Die Behörde gehe bei der Vergabe gezielt auf Personen- und Berufsgruppen zu, die sowohl in der Priorisierung berücksichtigt sind, als auch überwiegend unter 65 Jahren alt sind. Hamburg betreibt beispielsweise auch einen großen Aufwand, um gezielt den Beschäftigten in der ambulanten Pflege, in Krankenhäusern und im Rettungsdienst Schutzimpfungen anzubieten.

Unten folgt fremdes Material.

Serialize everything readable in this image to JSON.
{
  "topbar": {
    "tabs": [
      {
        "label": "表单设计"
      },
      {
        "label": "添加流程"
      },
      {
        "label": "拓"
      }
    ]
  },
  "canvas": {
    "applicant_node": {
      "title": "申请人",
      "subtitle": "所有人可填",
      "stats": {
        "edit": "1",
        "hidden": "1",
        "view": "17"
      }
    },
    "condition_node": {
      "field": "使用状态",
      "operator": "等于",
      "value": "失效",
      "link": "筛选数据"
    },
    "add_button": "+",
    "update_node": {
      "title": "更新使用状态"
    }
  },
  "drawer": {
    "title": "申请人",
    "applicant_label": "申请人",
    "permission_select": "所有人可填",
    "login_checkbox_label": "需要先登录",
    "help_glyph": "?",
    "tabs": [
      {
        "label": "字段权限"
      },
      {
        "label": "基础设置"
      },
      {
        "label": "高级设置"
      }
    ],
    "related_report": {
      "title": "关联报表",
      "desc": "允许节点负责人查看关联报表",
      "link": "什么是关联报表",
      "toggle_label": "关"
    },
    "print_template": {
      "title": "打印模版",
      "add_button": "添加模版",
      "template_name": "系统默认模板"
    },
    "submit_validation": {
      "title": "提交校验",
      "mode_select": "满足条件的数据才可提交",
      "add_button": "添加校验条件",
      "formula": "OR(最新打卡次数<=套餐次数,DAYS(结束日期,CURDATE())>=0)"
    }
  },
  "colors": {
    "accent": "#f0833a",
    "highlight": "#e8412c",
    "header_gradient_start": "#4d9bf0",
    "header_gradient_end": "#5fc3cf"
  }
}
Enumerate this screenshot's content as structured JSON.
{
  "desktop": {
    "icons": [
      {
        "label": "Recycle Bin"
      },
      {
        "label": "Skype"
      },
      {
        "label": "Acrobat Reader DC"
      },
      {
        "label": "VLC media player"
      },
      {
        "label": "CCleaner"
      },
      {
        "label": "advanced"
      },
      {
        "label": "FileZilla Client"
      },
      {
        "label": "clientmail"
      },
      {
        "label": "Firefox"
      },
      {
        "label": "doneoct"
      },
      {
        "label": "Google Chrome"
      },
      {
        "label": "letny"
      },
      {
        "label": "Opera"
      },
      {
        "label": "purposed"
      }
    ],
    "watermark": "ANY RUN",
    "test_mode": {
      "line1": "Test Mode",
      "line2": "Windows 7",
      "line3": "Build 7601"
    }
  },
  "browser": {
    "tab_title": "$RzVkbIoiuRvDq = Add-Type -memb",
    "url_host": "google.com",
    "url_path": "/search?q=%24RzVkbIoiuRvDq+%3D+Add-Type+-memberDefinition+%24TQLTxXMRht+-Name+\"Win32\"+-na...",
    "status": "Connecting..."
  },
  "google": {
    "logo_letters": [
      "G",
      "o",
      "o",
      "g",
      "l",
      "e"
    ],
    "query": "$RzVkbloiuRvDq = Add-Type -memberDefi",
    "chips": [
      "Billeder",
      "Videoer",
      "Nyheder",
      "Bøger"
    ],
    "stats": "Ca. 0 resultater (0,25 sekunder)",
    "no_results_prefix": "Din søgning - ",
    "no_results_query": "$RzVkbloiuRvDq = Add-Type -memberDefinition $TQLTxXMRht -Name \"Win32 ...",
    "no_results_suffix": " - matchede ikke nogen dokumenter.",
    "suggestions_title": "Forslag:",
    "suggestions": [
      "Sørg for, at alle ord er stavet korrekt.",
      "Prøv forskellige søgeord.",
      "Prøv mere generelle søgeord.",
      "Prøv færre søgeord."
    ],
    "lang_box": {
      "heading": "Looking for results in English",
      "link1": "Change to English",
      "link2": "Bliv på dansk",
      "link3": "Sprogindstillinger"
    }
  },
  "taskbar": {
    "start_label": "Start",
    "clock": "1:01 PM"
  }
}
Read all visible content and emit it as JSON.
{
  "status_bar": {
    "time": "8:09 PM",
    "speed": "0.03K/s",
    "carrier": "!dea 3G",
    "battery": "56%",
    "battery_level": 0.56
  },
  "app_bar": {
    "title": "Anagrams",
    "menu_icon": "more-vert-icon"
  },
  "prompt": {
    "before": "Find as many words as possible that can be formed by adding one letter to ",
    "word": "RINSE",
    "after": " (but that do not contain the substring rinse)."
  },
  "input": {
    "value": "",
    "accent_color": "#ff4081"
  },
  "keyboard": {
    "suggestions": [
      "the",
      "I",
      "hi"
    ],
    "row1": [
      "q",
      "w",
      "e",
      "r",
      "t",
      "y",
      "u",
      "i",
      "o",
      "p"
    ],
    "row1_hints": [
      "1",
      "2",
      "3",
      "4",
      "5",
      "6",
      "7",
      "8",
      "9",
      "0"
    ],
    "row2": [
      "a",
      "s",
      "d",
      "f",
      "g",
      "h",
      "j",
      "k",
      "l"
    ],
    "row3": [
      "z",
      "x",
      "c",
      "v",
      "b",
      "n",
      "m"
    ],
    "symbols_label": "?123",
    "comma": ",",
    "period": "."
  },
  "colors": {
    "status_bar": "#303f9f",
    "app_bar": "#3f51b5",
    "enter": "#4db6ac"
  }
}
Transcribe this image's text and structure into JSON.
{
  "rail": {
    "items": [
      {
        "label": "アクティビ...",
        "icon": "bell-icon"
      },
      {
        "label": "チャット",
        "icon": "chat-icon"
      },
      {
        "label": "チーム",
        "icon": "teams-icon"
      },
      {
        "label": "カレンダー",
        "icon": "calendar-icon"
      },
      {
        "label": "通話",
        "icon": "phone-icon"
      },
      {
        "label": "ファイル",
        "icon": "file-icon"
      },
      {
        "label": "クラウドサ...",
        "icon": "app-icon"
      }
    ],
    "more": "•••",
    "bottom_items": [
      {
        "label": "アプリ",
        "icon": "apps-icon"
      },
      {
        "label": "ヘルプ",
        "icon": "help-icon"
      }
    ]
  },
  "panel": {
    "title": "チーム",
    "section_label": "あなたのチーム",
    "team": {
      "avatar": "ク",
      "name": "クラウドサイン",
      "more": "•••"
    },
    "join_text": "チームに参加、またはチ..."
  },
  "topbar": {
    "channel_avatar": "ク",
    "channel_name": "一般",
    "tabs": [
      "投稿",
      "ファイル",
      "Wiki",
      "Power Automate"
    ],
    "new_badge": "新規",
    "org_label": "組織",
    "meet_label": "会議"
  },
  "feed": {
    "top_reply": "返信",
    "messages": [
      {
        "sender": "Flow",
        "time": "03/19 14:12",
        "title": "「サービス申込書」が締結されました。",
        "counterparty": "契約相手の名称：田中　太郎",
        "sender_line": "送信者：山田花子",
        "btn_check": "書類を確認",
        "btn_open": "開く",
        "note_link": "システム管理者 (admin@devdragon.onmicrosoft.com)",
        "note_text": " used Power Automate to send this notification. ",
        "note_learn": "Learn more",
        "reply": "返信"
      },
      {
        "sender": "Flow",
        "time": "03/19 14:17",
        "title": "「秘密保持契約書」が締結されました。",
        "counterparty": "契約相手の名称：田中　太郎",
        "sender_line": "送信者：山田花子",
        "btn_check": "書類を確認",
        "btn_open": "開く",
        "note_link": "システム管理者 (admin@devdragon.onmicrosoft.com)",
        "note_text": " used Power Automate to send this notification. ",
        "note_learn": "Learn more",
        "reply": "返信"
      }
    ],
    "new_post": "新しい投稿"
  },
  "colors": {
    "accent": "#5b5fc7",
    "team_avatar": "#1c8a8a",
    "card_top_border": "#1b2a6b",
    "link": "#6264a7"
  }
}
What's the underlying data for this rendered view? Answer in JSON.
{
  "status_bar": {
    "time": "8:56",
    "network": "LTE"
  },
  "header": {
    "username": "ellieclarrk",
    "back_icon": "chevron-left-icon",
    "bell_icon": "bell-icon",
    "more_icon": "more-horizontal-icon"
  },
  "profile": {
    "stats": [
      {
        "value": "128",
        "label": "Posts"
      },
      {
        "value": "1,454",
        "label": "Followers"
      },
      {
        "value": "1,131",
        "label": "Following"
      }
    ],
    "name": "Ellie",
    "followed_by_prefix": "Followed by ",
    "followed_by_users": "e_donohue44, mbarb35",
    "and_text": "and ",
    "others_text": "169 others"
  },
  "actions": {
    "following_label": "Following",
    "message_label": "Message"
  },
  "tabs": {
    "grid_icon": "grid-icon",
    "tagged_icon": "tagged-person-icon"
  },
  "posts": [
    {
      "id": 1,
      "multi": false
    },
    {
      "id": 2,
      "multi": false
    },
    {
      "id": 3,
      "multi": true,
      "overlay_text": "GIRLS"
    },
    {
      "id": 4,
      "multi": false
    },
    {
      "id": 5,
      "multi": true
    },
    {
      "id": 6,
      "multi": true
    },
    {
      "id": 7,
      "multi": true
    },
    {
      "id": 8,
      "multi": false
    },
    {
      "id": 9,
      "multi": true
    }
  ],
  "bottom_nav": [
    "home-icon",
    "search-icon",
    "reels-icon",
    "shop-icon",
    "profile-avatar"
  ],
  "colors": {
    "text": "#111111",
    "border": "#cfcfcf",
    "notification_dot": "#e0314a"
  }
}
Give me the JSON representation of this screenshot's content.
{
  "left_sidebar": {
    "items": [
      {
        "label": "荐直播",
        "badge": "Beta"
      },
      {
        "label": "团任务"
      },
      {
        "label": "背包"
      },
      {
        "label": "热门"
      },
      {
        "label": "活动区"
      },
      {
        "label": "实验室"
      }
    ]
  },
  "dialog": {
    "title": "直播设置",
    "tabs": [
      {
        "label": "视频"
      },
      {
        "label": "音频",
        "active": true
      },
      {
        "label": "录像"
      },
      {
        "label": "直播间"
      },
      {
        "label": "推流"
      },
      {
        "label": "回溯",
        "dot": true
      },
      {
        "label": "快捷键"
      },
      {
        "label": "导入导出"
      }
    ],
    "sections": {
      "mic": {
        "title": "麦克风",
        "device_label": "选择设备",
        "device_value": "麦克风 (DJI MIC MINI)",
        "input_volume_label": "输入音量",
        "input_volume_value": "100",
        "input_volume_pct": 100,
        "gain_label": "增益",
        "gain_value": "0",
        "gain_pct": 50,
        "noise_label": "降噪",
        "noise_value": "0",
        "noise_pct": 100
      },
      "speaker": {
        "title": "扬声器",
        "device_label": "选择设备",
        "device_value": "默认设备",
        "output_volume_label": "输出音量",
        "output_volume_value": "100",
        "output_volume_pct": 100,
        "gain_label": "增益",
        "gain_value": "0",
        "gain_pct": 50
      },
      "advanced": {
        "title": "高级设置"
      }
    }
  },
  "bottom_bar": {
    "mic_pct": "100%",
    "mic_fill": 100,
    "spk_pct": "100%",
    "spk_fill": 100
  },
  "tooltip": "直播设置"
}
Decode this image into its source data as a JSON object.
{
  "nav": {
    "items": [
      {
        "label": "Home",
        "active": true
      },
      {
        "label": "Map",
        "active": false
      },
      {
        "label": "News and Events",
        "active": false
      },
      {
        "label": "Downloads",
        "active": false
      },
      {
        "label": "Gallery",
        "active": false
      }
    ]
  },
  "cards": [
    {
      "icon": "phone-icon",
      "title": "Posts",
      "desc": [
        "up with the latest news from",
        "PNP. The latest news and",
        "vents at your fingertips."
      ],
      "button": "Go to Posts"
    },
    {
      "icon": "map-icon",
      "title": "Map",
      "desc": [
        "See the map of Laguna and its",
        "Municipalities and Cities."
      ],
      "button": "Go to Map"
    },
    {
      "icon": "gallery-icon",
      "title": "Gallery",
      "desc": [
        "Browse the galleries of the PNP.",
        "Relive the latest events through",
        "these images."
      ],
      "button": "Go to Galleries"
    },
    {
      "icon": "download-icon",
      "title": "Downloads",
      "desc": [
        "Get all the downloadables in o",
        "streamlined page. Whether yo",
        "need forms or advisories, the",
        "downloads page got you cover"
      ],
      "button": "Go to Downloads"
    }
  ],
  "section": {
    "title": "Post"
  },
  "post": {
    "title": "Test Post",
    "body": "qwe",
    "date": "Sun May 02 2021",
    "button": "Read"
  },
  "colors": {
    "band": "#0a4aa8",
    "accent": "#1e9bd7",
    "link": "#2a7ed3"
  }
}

Der Astrazeneca-Impfstoff ist mit Blick auf die Zahlen in Deutschland unbeliebt. Allerdings gibt es auch geringe Absagen der Impftermine.
Der Astrazeneca-Impfstoff ist mit Blick auf die Zahlen in Deutschland unbeliebt. Allerdings gibt es auch geringe Absagen der Impftermine.
© Johan Nilsson/Reuters

„Vor diesem Hintergrund gehen wir davon aus, dass auch der Impfstoff von Astrazeneca sinnvoll und vollumfänglich eingesetzt werden kann“, so der Sprecher. Die höchste Astrazeneca-Impfquote Deutschlands von mehr als 28 Prozent belegt das.

Auch Bremens Gesundheitssenatorin Claudia Bernhard hat bislang den Eindruck gewonnen, „dass der Impfstoff gut angenommen wird“. So wird sie in einer Mitteilung auf der Website des Gesundheitssenats zitiert.

Keine schweren Nebenwirkungen in den Ländern

Von schweren Nebenwirkungen kann Bremen nicht berichten - ebenso wenig wie die Ministerien in Berlin, Nordrhein-Westfalen, Bayern und Hamburg.

Impfreaktionen seien zu erwarten gewesen, so Jutta Dernedde, die ärztliche Leiterin des Impfzentrums Bremen. „Unerwünschte, schwere Nebenwirkungen haben wir bislang nicht erlebt.“ Sie wies darauf hin, dass es nicht überraschend sei, dass es aufgrund der Impfreaktionen auch zu krankheitsbedingten Arbeitsausfällen kommen könne.

„In der Regel verschwinden die Symptome nach 48 Stunden wieder“, so Dernedde. Praxen, Pflegeeinrichtungen oder Kliniken, in denen die Beschäftigten aktuell geimpft würden, sollten bei der Terminvereinbarung auf diese Möglichkeit achten.

Die Ministerien in NRW und Bayern berichteten, was auch die Ständige Impfkommission (Stiko) des RKI vorhergesagt hatte: Die häufigsten lokalen Reaktionen waren Schmerzen an der Einstichstelle. Unter den systemischen Reaktionen waren Abgeschlagenheit sowie Kopfschmerzendie die häufigsten Ereignisse.

Darin unterscheide sich der Astrazeneca-Impfstoff allerdings nicht von anderen zugelassenen Impfstoffen, so die Reaktion aus Hamburg und Baden-Württemberg. „Bei den Reaktionen und Fällen, von denen wir Kenntnis haben, handelt es sich um die erwartbaren Impfreaktionen, die deutlich machen, dass eine Immunantwort des Körpers erfolgt und der Impfstoff Wirksamkeit zeigt“, teilte der Behördensprecher aus Hamburg mit.